Recent Jurisprudence – Promissory Notes. The Court has an Obligation to Protect the Human Right to Freedom from Usury, by Adrian Salgado

February 24, 2016
Recent Jurisprudence – Promissory Notes. The Court has an Obligation to Protect the Human Right to Freedom from Usury, by Adrian Salgado

The Third Collegiate Court of the Twenty-Seventh Circuit recently published legal opinion number XXVII.3o. J/30 (10a.) titled: Promissory Notes. Even in the Case of a Default Judgment, the Court has the Obligation to Protect and Safeguard the Human Right to Freedom from Usury.” In this legal opinion, the Court found that the failure to respond by a defendant leading to a default judgment does not constitute a legal impediment to analyzing the factors listed by the First Chamber of the Supreme Court of Justice of the Nation (SJNC) in another legal opinion as a guide for evaluating the excessive nature of an interest rate in an objective manner.
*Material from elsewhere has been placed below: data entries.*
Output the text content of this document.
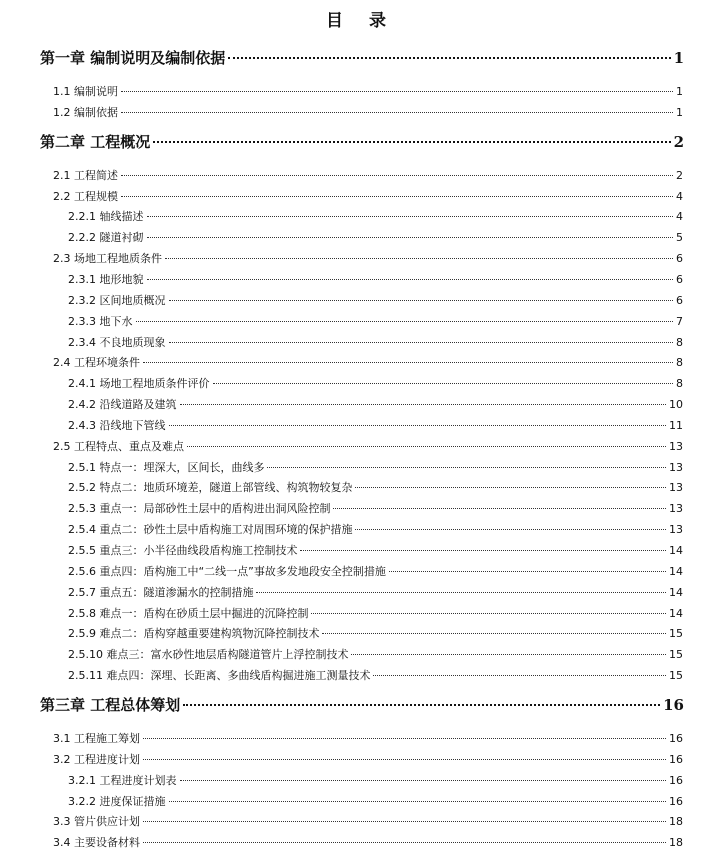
目 录
第一章 编制说明及编制依据	1
1.1 编制说明	1
1.2 编制依据	1
第二章 工程概况	2
2.1 工程简述	2
2.2 工程规模	4
2.2.1 轴线描述	4
2.2.2 隧道衬砌	5
2.3 场地工程地质条件	6
2.3.1 地形地貌	6
2.3.2 区间地质概况	6
2.3.3 地下水	7
2.3.4 不良地质现象	8
2.4 工程环境条件	8
2.4.1 场地工程地质条件评价	8
2.4.2 沿线道路及建筑	10
2.4.3 沿线地下管线	11
2.5 工程特点、重点及难点	13
2.5.1 特点一：埋深大，区间长，曲线多	13
2.5.2 特点二：地质环境差，隧道上部管线、构筑物较复杂	13
2.5.3 重点一：局部砂性土层中的盾构进出洞风险控制	13
2.5.4 重点二：砂性土层中盾构施工对周围环境的保护措施	13
2.5.5 重点三：小半径曲线段盾构施工控制技术	14
2.5.6 重点四：盾构施工中“二线一点”事故多发地段安全控制措施	14
2.5.7 重点五：隧道渗漏水的控制措施	14
2.5.8 难点一：盾构在砂质土层中掘进的沉降控制	14
2.5.9 难点二：盾构穿越重要建构筑物沉降控制技术	15
2.5.10 难点三：富水砂性地层盾构隧道管片上浮控制技术	15
2.5.11 难点四：深埋、长距离、多曲线盾构掘进施工测量技术	15
第三章 工程总体筹划	16
3.1 工程施工筹划	16
3.2 工程进度计划	16
3.2.1 工程进度计划表	16
3.2.2 进度保证措施	16
3.3 管片供应计划	18
3.4 主要设备材料	18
The foregoing takes into account that the Court has the capacity and obligation to protect and safeguard the human right to freedom from usury, in accordance with that established by the Federal Constitution, and in the American Convention on Human Rights, further considering that from a practical point of view, some of the factors referenced by the First Chamber of the SJNC are disclosed in the information contained in the lawsuit (such as the specific facts of the case). Moreover, other relevant facts in these cases do not require introduction of evidence by the parties as they are disclosed on official printed or electronic materials as they relate to financial indicators.